In one set of embodiments, a graphics system may comprise a programmable sample buffer and a sample buffer interface. The sample buffer interface may receive and buffer N streams of samples in N corresponding input buffers, where N is an integer greater than or equal to two. The sample buffer interface may include a context memory which stores N sets of context values corresponding to the N input buffers respectively. The sample buffer interface may be configured to (1) terminate transfer of samples from a first of the input buffers to the programmable sample buffer, (2) selectively update a subset of state registers in the programmable sample buffer with context values corresponding to a next input buffer of the input buffers, and (3) initiate transfer of samples from the next input buffer to the programmable sample buffer. The context values stored in the state registers of the programmable sample buffer determine the operation of an arithmetic logic unit internal to the programmable sample buffer on samples data.
In another set of embodiments, a method for controlling the flow of multiple streams of data to a programmable memory (e.g. a sample buffer) may be arranged as follows. The programmable memory may include a memory array, an arithmetic logic unit and a set of state registers. The arithmetic logic unit may operate on the input data (i.e. data transferred to the programmable memory from an external source) and data previously stored in the memory array based on the contents of the state registers. The output of the arithmetic logic unit may be stored in the memory array. The programmable memory may be configured to bypass the arithmetic logic unit. Thus, input data may be written directly to the memory array without modification.

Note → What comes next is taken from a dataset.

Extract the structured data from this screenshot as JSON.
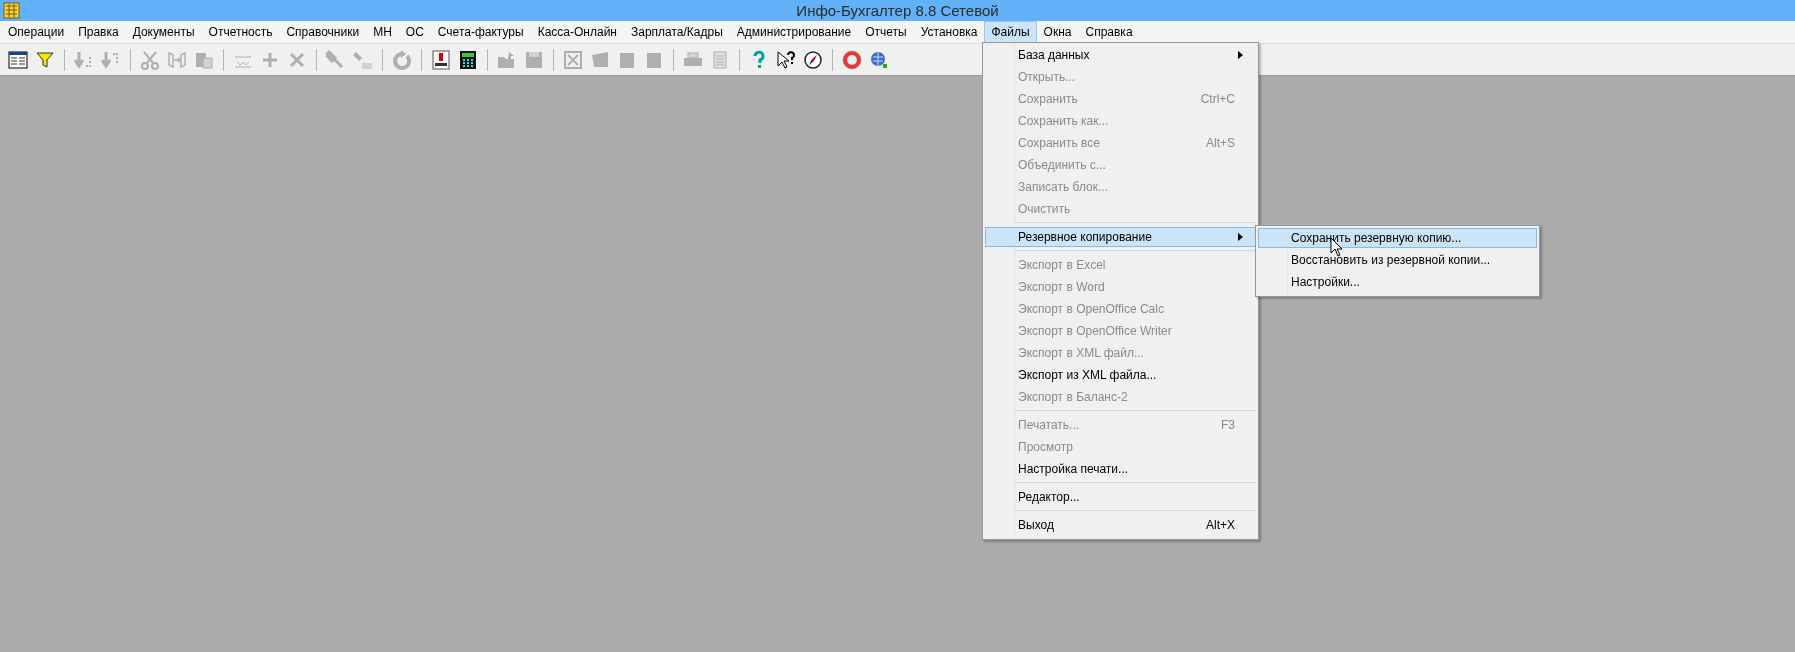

An interface unit (e.g. the sample buffer interface) may buffer N streams of sample data in N corresponding input buffers, where N is an integer greater than or equal to two. Upon terminating the transfer of samples from a current one of the input buffers to the programmable memory, the interface unit may selectively update a subset of the state registers in the programmable memory with context values corresponding to a next input buffer of the input buffers. In some cases, the subset of state registers to be updated may be an empty subset if there are no state registers that need to be updated, i.e. if the set of context values for current input buffer and the set of context values for the next input buffer are identical. After updating the subset of state registers, the interface unit may initiate transfer of samples from the next input buffer to the programmable memory.